The annual planning cycle resets many things, including your performance targets. If your company is like most, your targets are either too aggressive to be believable or too conservative.
For instance, you might look at your gross revenues for last year and decide you’ll do 10% or 15% more this year, but how do you know it shouldn’t be 20% or even 100%? If you’re not sure, you might ask your data scientists for help.
Year after year strategists leave large amounts of potential revenue, costs, and operational efficiencies unexplored because they don’t have good methods for establishing better targets; however, given the right direction, your data scientists do. If you have data scientists currently working on solutions involving big data analytics, you might task them with figuring out your theoretical best performance targets.
SEE: Job description: Data scientist (Tech Pro Research)
Understanding your theoretical best
Once you’ve decided the metrics that will gauge your success–your key performance indicators (KPIs)–it’s best to establish targets based on the concept of a theoretical best. As its name implies, a theoretical best performance target is not anchored to past performances, industry benchmarks, or unsubstantiated aspirations; a theoretical best performance target is a carefully calculated target based on what should be possible.

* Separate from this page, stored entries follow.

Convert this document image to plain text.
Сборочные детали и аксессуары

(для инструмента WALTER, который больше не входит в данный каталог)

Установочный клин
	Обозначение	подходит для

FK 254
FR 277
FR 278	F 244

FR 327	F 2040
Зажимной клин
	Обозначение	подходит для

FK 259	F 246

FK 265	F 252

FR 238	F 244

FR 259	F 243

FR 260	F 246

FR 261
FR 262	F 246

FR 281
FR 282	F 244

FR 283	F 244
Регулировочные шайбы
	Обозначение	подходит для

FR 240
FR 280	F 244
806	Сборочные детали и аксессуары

There have always been good techniques for calculating a theoretical best target, but the age of big data analytics brings with it the opportunity for a lot more accuracy.
Calculating theoretical best targets for your KPIs and other measures should be one of your top priorities. Without the rigor of data science, you run the great risk of getting them wrong. For instance, if you set your sales goals too low, you’ll limit your revenue potential; but if you set sales goals too high, you’ll frustrate and demotivate your sales team. This situation can apply to any measure that’s important to your business: cost, safety, quality, reliability, etc. Getting your targets right involves data science with both big data and analytics.
Using big data to calculate your theoretical best
The fact your data is big plays a significant role in calculating theoretical best. Big data implies some combination of high volume, high throughput, and a variety of data forms. All three aspects contribute to the accuracy of your theoretical best calculation.
When siloed data is consolidated and aggregated, it becomes a valuable resource in understanding what’s possible. Operational Intelligence is a good example of this. When you combine operational data from a single processing facility with data from similar process facilities around the world, it broadens your perspective. A plant manager in Argentina might feel like her plant performance is good, but a quick review of how Germany is doing might change her mind.
High throughput adds value as well. Before big data, we were sampling data that was moving too fast to process. This is better than nothing, but sampling comes with error and confidence issues. Big data techniques for processing fast-moving data allow us to include all the data in our analysis. It’s common to uncover gems in the data that demonstrate possibilities that you never imagined, when every data point is at your disposal.
Finally, big data provides the opportunity to process data in unconventional forms. Unstructured data that lies in documents, videos, audio, and social media streams contain a wealth of information that was never available before. Like high volumes and high throughput, the opportunity to process unstructured data in non-traditional formats can provide valuable insights about what your theoretical best looks like.
SEE: Free ebook–Executive’s guide to IoT and big data (TechRepublic)
Using analytics to calculate your theoretical best
Sophisticated analytic techniques must be used to calculate your theoretical best once this wealth of data has been made available. There are a variety of algorithms at your data scientists’ disposal, both traditional and non-traditional. Large populations of past data provide statistical methods with a very high degree of confidence. And neural networks, genetic algorithms, and all sorts of novel analytic techniques can be applied to the data as well. Once you provide a little guidance, your data scientists won’t have any problem with how to analyze and calculate theoretical best performance targets.
The most important piece of direction is to forego the notion of using past performance to predict future performance–this is exactly what you’re trying to avoid by pursuing a theoretical best target. Instead, it’s best to focus on leading indicators. KPIs are typically lagging indicators. Revenue, for instance, is an effect of other causes like good sales practices and customer service. If, instead of focusing on revenue, your data scientists focus on the metrics that cause revenue, then a more accurate projection of your theoretical best revenue can be calculated.
Smart companies don’t rely on the past to set future targets–they calculate theoretical best performance targets. And the technology and disciplines surrounding big data analytics bring possibilities with this calculation that never existed before. Big data greatly increases the availability of relevant data and advanced analytics provide higher accuracy.
Even if you’ve already established performance targets for the year, it’s not too late to make adjustments–talk to your data scientists today to see if they can help. Until then, you won’t know what’s possible.